A true aficionado and the “brain” of every team he has represented, Mr Alonso is renowned for his elegance, composure and perceptive passing – as well as the occasional goal from the halfway line. As Spanish sports newspaper Marca once quipped, he is so graceful on the ball, “he could even play in a suit and tie”.
Such was his early promise, Mr Alonso captained his hometown team Real Sociedad at just 20. He won the Champions League in 2005 with Liverpool, scoring the crucial equaliser in the breathtaking “Miracle of Istanbul” final against AC Milan, when the Reds came back from 3-0 down at half-time. After a £30m transfer to Real Madrid in 2009, he won the same trophy again in 2014 – La Decima, Real’s much-anticipated 10th European Cup. He’s now in his third season at Bayern Munich, with whom he has twice won the league, and now speaks decent German to add to his fluent English, Spanish and Basque.

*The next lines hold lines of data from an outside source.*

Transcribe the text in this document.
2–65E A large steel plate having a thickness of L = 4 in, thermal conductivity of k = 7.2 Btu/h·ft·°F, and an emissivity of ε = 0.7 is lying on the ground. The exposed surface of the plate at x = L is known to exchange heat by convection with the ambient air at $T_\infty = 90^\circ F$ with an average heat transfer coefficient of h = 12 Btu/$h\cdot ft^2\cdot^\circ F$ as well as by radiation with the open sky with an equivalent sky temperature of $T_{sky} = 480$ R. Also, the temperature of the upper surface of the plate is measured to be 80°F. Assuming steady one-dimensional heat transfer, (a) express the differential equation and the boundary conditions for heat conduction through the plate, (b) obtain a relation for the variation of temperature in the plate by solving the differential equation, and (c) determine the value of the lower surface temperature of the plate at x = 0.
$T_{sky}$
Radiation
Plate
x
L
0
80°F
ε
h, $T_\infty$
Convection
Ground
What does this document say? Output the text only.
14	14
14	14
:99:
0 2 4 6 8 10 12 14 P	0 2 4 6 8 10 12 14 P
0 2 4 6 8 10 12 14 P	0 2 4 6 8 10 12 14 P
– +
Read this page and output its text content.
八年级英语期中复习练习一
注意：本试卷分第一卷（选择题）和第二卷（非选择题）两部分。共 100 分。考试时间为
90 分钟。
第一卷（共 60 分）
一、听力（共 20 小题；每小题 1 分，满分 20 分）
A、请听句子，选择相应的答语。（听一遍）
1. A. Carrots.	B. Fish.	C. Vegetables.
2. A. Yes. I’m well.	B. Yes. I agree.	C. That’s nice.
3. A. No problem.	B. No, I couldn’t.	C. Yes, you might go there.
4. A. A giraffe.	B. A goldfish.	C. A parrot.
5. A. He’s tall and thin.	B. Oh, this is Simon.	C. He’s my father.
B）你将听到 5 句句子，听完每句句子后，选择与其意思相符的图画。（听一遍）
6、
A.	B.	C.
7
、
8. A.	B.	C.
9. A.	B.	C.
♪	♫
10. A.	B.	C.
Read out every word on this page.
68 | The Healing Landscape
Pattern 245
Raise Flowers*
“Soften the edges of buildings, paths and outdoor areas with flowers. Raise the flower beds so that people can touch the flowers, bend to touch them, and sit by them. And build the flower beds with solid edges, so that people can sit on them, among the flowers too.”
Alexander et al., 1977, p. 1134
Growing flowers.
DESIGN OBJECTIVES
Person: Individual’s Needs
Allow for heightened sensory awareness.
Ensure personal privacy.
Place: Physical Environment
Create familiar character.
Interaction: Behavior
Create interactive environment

Most of Mr Alonso’s watches have a story behind them to commemorate a landmark event in his life – of which there have been many. “For me, every special moment is bound to be linked to a particular watch, and whenever I put it on I’m transported back to that moment – such as when we won the Champions League with Liverpool or the World Cup with Spain.”
The watch that means the most to him in his entire collection, however, is the IWC Ingenieur that Ms Aranburu gave to him as a wedding present to wear on the day they got married in 2009. “For me it represents the fact that I had found a woman who thought about me, about what I like, and my personality,” he says. “I don’t wear it much, just on really special occasions.”
It was Ms Aranburu who gently encouraged her camera-shy husband to make this a-day-in-the-life film with MR PORTER – something they will enjoy looking back on as a family in the future. And it is partly for his family that Mr Alonso continues to invest in his watch collection – or at least that’s how he justifies it. “I don’t just see the watches as my belongings, but as a legacy for my kids, especially my son, Jon, who in a few years’ time can wear one with pride and that added meaning because his father gave it to him,” he says.